Gotcha! Plan B is to support shots of the blocked furnace door with narration explaining what she's doing (even though she was doing something else) and shoot the missing inserts with the assistant's hands and arms subbing for the Master's. In summary, then, you evaluate your raw materials, reshoot where it's feasible, and plan workarounds where it's not.
With plans A and B implemented, you do your best to create the finished program as originally envisioned.
Planning the Edit
With your post production strategy worked out, you're ready to turn the raw footage into a work of genius. Here too, you need a systematic plan, though admittedly, the plan is much the same for most editing jobs.
The problem with digital post is that it encourages you to do everything at once: find the shots, assemble the sequence, trim to length, build the tracks, add CGs and graphics, repeat with the next sequence, and so-on. Completing one sequence at a time, you're more likely to end up with a bunch of individually fine pieces that refuse to fit smoothly together. Instead, it's generally (though not always) better to work vertically instead of horizontally: go through the entire show, doing one job — building just one layer — at a time. Here's how it works:
First, break out and catalog all your footage at once. Why? I can't tell you how many times I've plugged a hole in one sequence by remembering a shot I could steal from a different one. You need a mental inventory of all your footage before you start.
Then begin assembling your show, sequence-by-sequence, to be sure, but without worrying about fine-tuning. Once you've previewed the result, you'll have a good feel for the way the program's coming together.
Now do your tuning, trimming shot lengths, adjusting cut points, pulling whole shots that turn out to be superfluous. By working the whole program at once, you keep a feel for its rhythm and pace.
So far, you've had just the production track, if any. Now it's time to pull things together with audio, layering ambient and background tracks, adding sound effects, timing narration, selecting and adding music.
Finally, you're ready to begin adding CGs and graphics: transitions, titles, and the like. Again, seeing the show as a whole will help you keep them consistent.

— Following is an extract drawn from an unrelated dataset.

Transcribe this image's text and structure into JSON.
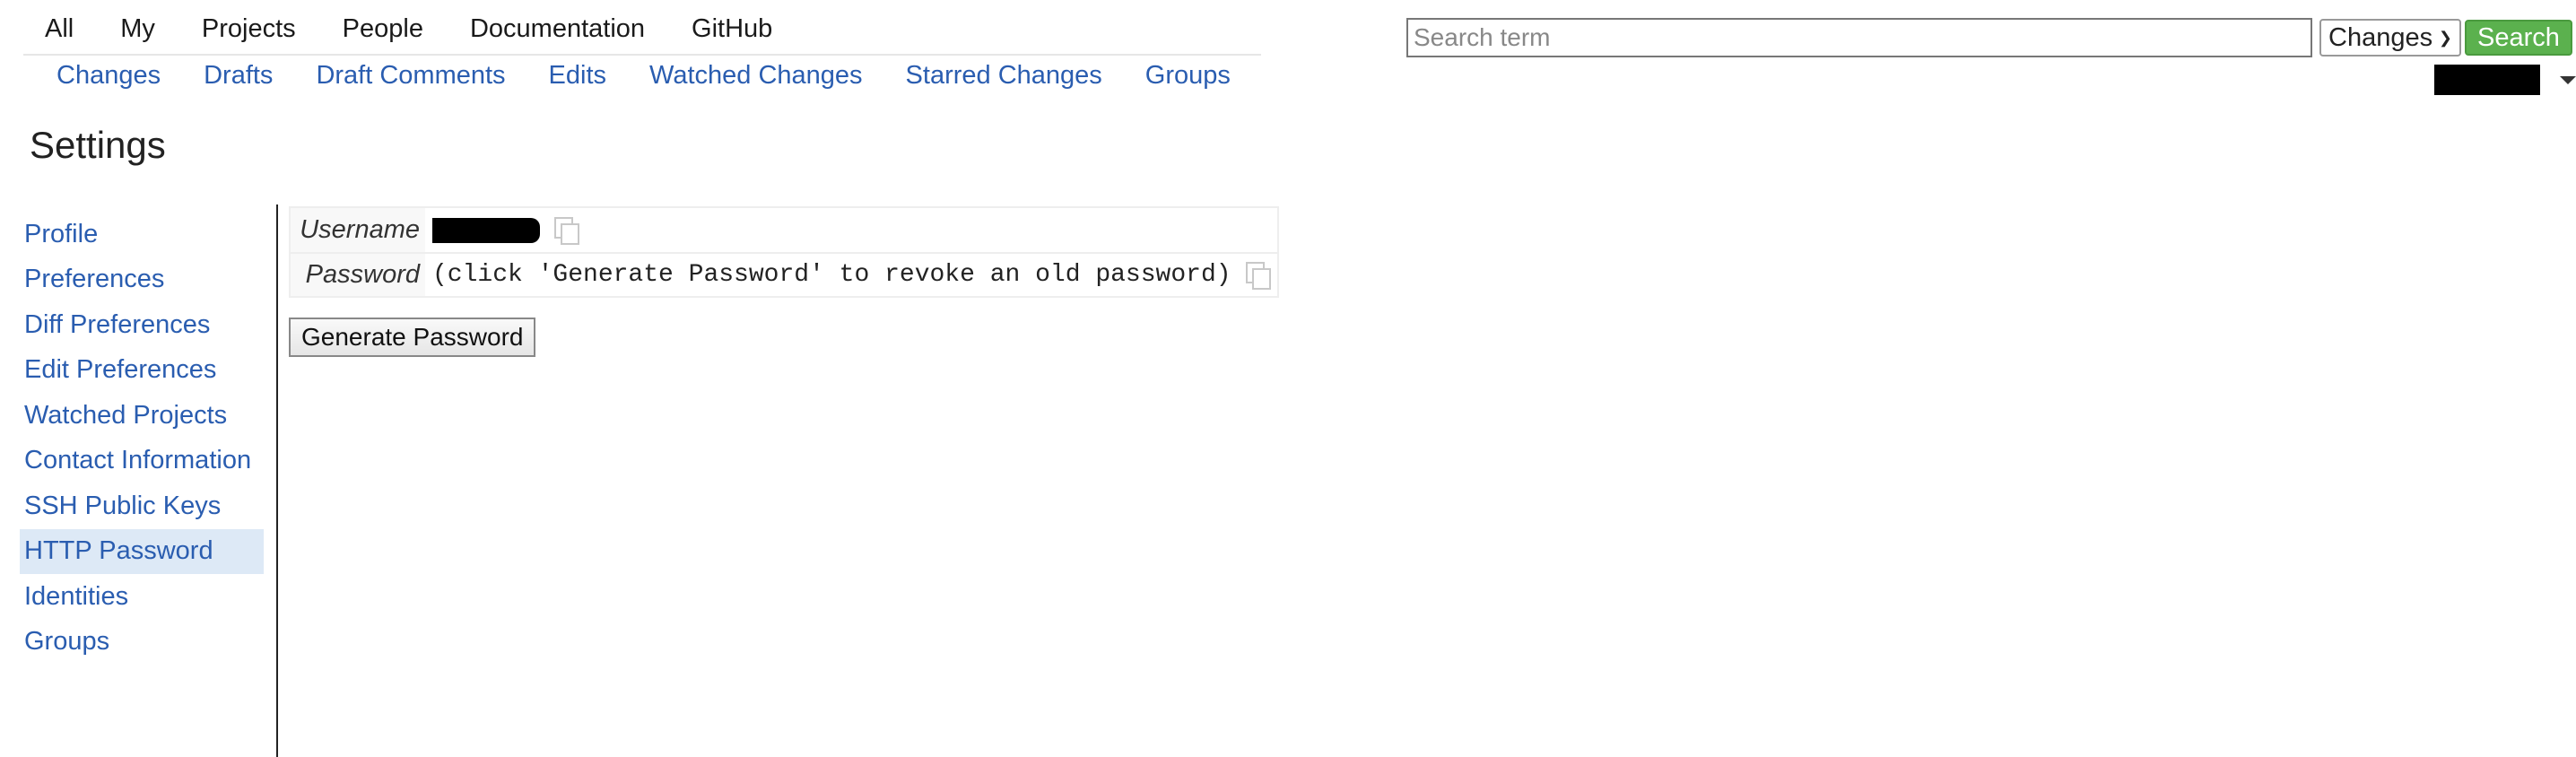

And don't forget the DVD (which will almost certainly be your release format). As you polish the show, start looking for the material to repeat as backgrounds for your disc’s main and sub menus.
So, do your strategic post production planning by evaluating your materials and deciding exactly what you want to do with them; then do your tactical planning by working through the editing process one careful layer at a time.

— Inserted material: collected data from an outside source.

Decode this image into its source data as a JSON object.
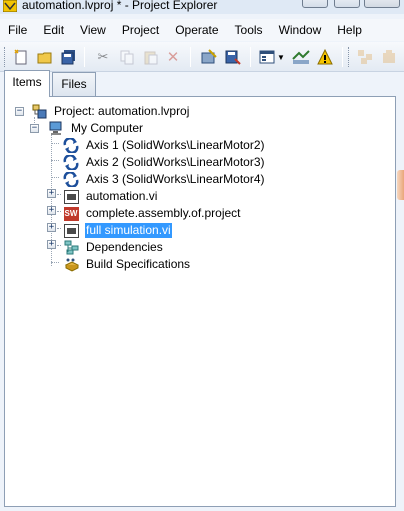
{
  "window": {
    "title": "automation.lvproj * - Project Explorer"
  },
  "menu": [
    "File",
    "Edit",
    "View",
    "Project",
    "Operate",
    "Tools",
    "Window",
    "Help"
  ],
  "toolbar": {
    "icons": [
      "new-icon",
      "open-icon",
      "save-all-icon",
      "cut-icon",
      "copy-icon",
      "paste-icon",
      "delete-icon",
      "build-icon",
      "save-build-icon",
      "view-icon",
      "dropdown-icon",
      "filter-icon",
      "warning-icon",
      "collapse-icon",
      "expand-icon"
    ]
  },
  "tabs": [
    {
      "label": "Items",
      "active": true
    },
    {
      "label": "Files",
      "active": false
    }
  ],
  "tree": {
    "project": "Project: automation.lvproj",
    "computer": "My Computer",
    "items": [
      {
        "label": "Axis 1 (SolidWorks\\LinearMotor2)",
        "icon": "axis-icon"
      },
      {
        "label": "Axis 2 (SolidWorks\\LinearMotor3)",
        "icon": "axis-icon"
      },
      {
        "label": "Axis 3 (SolidWorks\\LinearMotor4)",
        "icon": "axis-icon"
      },
      {
        "label": "automation.vi",
        "icon": "vi-icon"
      },
      {
        "label": "complete.assembly.of.project",
        "icon": "solidworks-icon"
      },
      {
        "label": "full simulation.vi",
        "icon": "vi-icon",
        "selected": true
      },
      {
        "label": "Dependencies",
        "icon": "dependencies-icon"
      },
      {
        "label": "Build Specifications",
        "icon": "build-specifications-icon"
      }
    ]
  }
}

Contributing Editor Jim Stinson is the author of the book Video Communication and Production.
Sidebar: Evil Temptations
As you work, you'll be vulnerable to three terrible temptations. If you give in to them, you risk distorting, degrading, or even ruining the original program plan.
First, never blow off problems. "I'll stick in a dissolve." "I'll run it in slo-mo." "I'll cover it with voice-over," or just plain, "Ah'll think about that t'morra." When you encounter a problem, deal with it, solve it, do it now! If you don't, these little difficulties tend to accumulate until they overwhelm you.

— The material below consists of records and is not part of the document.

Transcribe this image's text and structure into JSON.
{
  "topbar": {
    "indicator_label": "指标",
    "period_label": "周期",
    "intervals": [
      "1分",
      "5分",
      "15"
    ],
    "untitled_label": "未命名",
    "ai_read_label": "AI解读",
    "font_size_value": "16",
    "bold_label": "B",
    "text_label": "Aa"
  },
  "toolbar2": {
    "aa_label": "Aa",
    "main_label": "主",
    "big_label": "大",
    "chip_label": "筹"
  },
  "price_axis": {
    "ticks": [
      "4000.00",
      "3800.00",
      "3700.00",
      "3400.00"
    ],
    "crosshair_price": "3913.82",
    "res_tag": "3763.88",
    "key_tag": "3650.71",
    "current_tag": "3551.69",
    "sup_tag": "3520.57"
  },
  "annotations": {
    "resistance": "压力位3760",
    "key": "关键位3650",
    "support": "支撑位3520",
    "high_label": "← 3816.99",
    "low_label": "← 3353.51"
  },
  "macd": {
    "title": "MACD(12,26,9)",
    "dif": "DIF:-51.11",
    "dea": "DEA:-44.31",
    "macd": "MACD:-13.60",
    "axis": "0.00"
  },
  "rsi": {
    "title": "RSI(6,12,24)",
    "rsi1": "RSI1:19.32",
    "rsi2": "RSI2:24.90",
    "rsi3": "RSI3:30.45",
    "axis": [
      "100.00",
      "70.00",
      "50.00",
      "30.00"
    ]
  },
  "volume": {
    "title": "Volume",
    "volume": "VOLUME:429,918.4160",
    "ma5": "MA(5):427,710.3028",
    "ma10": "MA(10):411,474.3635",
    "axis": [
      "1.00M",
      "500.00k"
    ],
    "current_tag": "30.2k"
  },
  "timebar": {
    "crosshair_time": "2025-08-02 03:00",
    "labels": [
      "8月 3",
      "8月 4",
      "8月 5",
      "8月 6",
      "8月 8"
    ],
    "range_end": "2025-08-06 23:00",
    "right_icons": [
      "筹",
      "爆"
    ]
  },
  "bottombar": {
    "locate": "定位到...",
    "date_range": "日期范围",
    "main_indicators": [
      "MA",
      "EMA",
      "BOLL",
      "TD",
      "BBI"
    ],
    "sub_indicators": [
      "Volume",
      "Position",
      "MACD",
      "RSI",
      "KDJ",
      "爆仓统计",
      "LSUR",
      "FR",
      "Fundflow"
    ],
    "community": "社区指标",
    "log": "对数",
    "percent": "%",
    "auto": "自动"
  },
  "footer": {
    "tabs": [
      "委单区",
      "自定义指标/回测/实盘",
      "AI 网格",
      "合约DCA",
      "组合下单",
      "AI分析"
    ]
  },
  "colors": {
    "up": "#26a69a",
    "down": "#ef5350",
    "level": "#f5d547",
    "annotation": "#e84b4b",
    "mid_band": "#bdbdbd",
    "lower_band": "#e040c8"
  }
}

Second, don't talk yourself into inadequate fixes. "That's good enough." "Oh, nobody will really notice." "Those shots cut together well enough." No, no, and no. You're always under deadline pressure and it would really, really help if you could get away with things; but when you screen the finished product, they'll jump up and wave at you every one of them.
Finally, don't make every sequence perfect in and of itself. Always recall what it's supposed to do and how it's supposed to fit in the program as a whole. Sure, you got such amazing footage out of that car chase that you just have to use it all; but makes the sequence way too long and too important in the story as a whole. So don't get hung up cutting each gem, without regard to the whole necklace.